Pablo: Je pense que nous sommes au début d'un tsunami dans le domaine de l'IA. Nous en sommes déjà à la première partie, mais je pense que les choses qui vont arriver seront énormes et trop rapides. Par exemple, aujourd'hui, vous avez de nouveaux modèles tous les jours, de nouvelles technologies tous les jours - il est impossible de rester à jour.
Mais je pense qu'à un moment donné, tout cela sera davantage axé sur les bonnes choses pour les humains. Je l'espère. Je vois, par exemple, l'IA aider les personnes ayant des problèmes de santé, des problèmes liés à l'âge ou des handicaps, ce serait bien.
Je pense que la robotique sera très intéressante dans les années à venir : les assistants personnels en robotique, mais aussi les assistants personnels virtuels, pas nécessairement en robotique. Vous pourrez parler à votre assistant, qui sera en mesure d'exécuter de nombreuses tâches pour vous en votre nom. Cela nous donnera plus de temps pour nous concentrer sur ce qui est important.
Et j'espère que nous l'utiliserons pour de bon, l'IA pour de bon. Nous assistons aujourd'hui à la plus grande avancée technologique de l'histoire de l'humanité, et nous avons également d'importants problèmes à résoudre liés à la santé, à la guerre, à la paix et à la pauvreté. Alors pourquoi ne pas utiliser l'IA pour résoudre ces problèmes ?
Utiliser Compute avec Hivenet
Sebastian: En ce qui concerne l'utilisation de Compute avec Hivenet pour votre start-up et ArtinLeap, comment avez-vous utilisé la plateforme pour vous aider à créer votre plateforme ?
Pablo: Nous avons été très privilégiés car nous étions là dès le début. Nous avons rejoint le programme de développement conjoint. Nous n'utilisons donc pas seulement la solution, mais nous en faisions également partie. Dès le début, nous faisons partie de nos commentaires sur l'utilisation de Compute, et nous l'utilisons aujourd'hui.
Nous avons présenté notre prototype d'agent sur Compute. Comme je l'ai mentionné, nous utilisons des SLM ou des LLM, et nous sommes en mesure de sélectionner la taille de l'instance. L'un des plus gros problèmes des entreprises aujourd'hui est le surprovisionnement, qui coûte très cher, en particulier pour les GPU dans le cloud. Mais grâce à la fonctionnalité qui vous permet de sélectionner une très petite instance, une petite, une moyenne ou une grande, nous ne pouvons choisir celle dont nous avons besoin.
Par exemple, si je souhaite utiliser un SLM, je choisirai une très petite instance.

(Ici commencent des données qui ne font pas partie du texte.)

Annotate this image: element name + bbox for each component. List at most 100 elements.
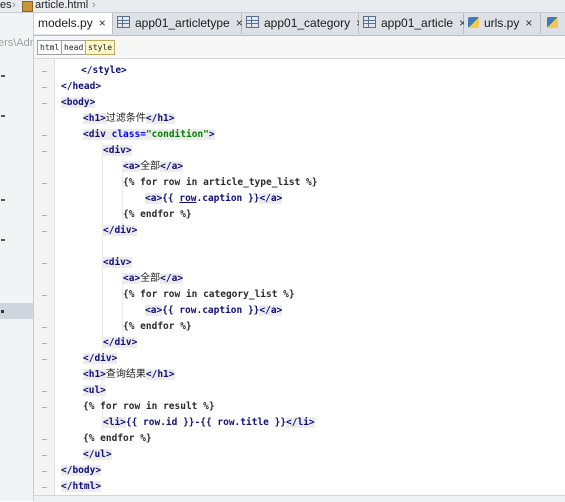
tag-token: </style> xyxy=(81,65,127,76)
tag-token: </a> xyxy=(160,161,184,172)
tag-token: <h1> xyxy=(83,113,106,124)
close-icon[interactable]: × xyxy=(99,16,106,30)
text-token: 全部 xyxy=(140,161,161,172)
fold-marker-icon[interactable] xyxy=(42,263,47,264)
code-line: </div> xyxy=(103,335,138,351)
fold-marker-icon[interactable] xyxy=(42,407,47,408)
tag-token: </head> xyxy=(61,81,102,92)
tab-label: app01_articletype xyxy=(135,16,230,30)
tree-item-marker[interactable] xyxy=(1,75,5,77)
fold-marker-icon[interactable] xyxy=(42,295,47,296)
tag-token: > xyxy=(208,129,215,140)
tree-item-marker[interactable] xyxy=(1,239,5,241)
code-line: <body> xyxy=(61,95,96,111)
text-token: 过滤条件 xyxy=(105,113,146,124)
code-line: </div> xyxy=(83,351,118,367)
code-line: <a>全部</a> xyxy=(123,159,184,175)
fold-marker-icon[interactable] xyxy=(42,103,47,104)
tag-token: <li> xyxy=(103,417,126,428)
code-line: </html> xyxy=(61,479,102,495)
breadcrumb: es › article.html › xyxy=(0,0,565,13)
fold-marker-icon[interactable] xyxy=(42,343,47,344)
code-line: <a>全部</a> xyxy=(123,271,184,287)
tag-token: </div> xyxy=(83,353,118,364)
code-line: <a>{{ row.caption }}</a> xyxy=(145,191,283,207)
code-line: <a>{{ row.caption }}</a> xyxy=(145,303,283,319)
project-panel: ers\Adm xyxy=(0,13,34,501)
tree-item-marker xyxy=(1,310,4,313)
tag-token: <div> xyxy=(103,145,132,156)
tab-app01-article[interactable]: app01_article × xyxy=(359,13,466,34)
fold-marker-icon[interactable] xyxy=(42,87,47,88)
code-line: {% for row in result %} xyxy=(83,399,215,415)
fold-marker-icon[interactable] xyxy=(42,359,47,360)
template-token: {% endfor %} xyxy=(123,321,192,332)
template-token: .caption }} xyxy=(196,193,260,204)
tag-token: <a> xyxy=(123,273,141,284)
template-token: {% for row in category_list %} xyxy=(123,289,295,300)
code-line: {% for row in category_list %} xyxy=(123,287,295,303)
tag-token: </h1> xyxy=(145,369,175,380)
text-token: 全部 xyxy=(140,273,161,284)
fold-marker-icon[interactable] xyxy=(42,151,47,152)
fold-marker-icon[interactable] xyxy=(42,439,47,440)
tab-app01-articletype[interactable]: app01_articletype × xyxy=(113,13,243,34)
tag-token: </div> xyxy=(103,337,138,348)
fold-marker-icon[interactable] xyxy=(42,455,47,456)
tag-token: <body> xyxy=(61,97,96,108)
tag-path-style[interactable]: style xyxy=(85,40,116,55)
tab-label: urls.py xyxy=(484,16,520,30)
close-icon[interactable]: × xyxy=(525,16,532,30)
code-line: <h1>过滤条件</h1> xyxy=(83,111,175,127)
tag-token: <a> xyxy=(145,305,163,316)
code-line: <h1>查询结果</h1> xyxy=(83,367,175,383)
code-line: <div> xyxy=(103,255,132,271)
code-line: </style> xyxy=(81,63,127,79)
tab-label: app01_article xyxy=(381,16,454,30)
tab-models-py[interactable]: models.py × xyxy=(34,13,113,34)
code-editor[interactable]: </style> </head> <body> <h1>过滤条件</h1> <d… xyxy=(55,59,565,501)
table-icon xyxy=(246,16,259,28)
template-token: {% endfor %} xyxy=(123,209,192,220)
fold-marker-icon[interactable] xyxy=(42,487,47,488)
template-token: {{ row.caption }} xyxy=(162,305,260,316)
fold-marker-icon[interactable] xyxy=(42,327,47,328)
python-file-icon xyxy=(547,17,558,28)
breadcrumb-separator-icon: › xyxy=(12,0,16,11)
tag-token: <div xyxy=(83,129,112,140)
breadcrumb-separator-icon: › xyxy=(92,0,96,11)
fold-marker-icon[interactable] xyxy=(42,215,47,216)
code-line: </head> xyxy=(61,79,101,95)
fold-marker-icon[interactable] xyxy=(42,391,47,392)
tab-urls-py[interactable]: urls.py × xyxy=(464,13,541,34)
fold-marker-icon[interactable] xyxy=(42,183,47,184)
tree-item-selected[interactable] xyxy=(0,303,33,319)
tab-app01-category[interactable]: app01_category× xyxy=(242,13,363,34)
python-file-icon xyxy=(468,17,479,28)
breadcrumb-folder[interactable]: es xyxy=(0,0,12,11)
tag-token: </li> xyxy=(286,417,315,428)
tree-item-marker[interactable] xyxy=(1,199,5,201)
fold-marker-icon[interactable] xyxy=(42,471,47,472)
tag-token: </body> xyxy=(61,465,102,476)
tag-path-html[interactable]: html xyxy=(37,40,63,55)
tag-token: </a> xyxy=(160,273,184,284)
tag-token: </div> xyxy=(103,225,138,236)
breadcrumb-file[interactable]: article.html xyxy=(35,0,88,11)
tree-item-marker[interactable] xyxy=(1,115,5,117)
fold-marker-icon[interactable] xyxy=(42,71,47,72)
tag-path-bar: html head style xyxy=(34,36,565,59)
code-line: </body> xyxy=(61,463,102,479)
code-line: {% endfor %} xyxy=(123,319,192,335)
project-path: ers\Adm xyxy=(0,37,33,49)
code-line: <div class="condition"> xyxy=(83,127,215,143)
attr-value-token: "condition" xyxy=(145,129,209,140)
template-token: {{ row.id }}-{{ row.title }} xyxy=(125,417,287,428)
tag-path-head[interactable]: head xyxy=(61,40,87,55)
editor-gutter xyxy=(34,59,55,501)
fold-marker-icon[interactable] xyxy=(42,231,47,232)
tab-label: models.py xyxy=(38,16,93,30)
tag-token: </ul> xyxy=(83,449,112,460)
tab-overflow[interactable] xyxy=(541,13,565,34)
fold-marker-icon[interactable] xyxy=(42,135,47,136)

C'est une bonne chose non seulement pour la planète, mais aussi pour ma poche, car nous ne dépensons pas trop ni ne surapprovisionnons. C'est l'une des choses que j'aime beaucoup : c'est très économe en énergie.
Une autre chose que j'aime, c'est le cloud décentralisé. Nous avons une partie liée au stockage, et avec un cloud décentralisé, les fichiers sont très bien protégés. C'est ce que les clients demandent beaucoup aujourd'hui. Ils n'aiment pas avoir toutes leurs données en un seul endroit, surtout en période de conflits internationaux. Certaines entreprises disent : « Je ne veux pas que mes données se trouvent en Asie ou aux États-Unis ; je veux une solution française ou européenne ». Donc ça aide aussi.
Il s'agit principalement de cela et de la frugalité, à savoir la capacité d'utiliser les ressources de manière la plus efficace. C'est ainsi que nous l'utilisons pour héberger nos agents. Il nous permet également de faire des inférences distribuées car il s'agit d'un cloud distribué. Pour l'IA, nous avons dû faire des recherches sur la façon de faire de l'inférence distribuée, et cela a été possible avec Compute.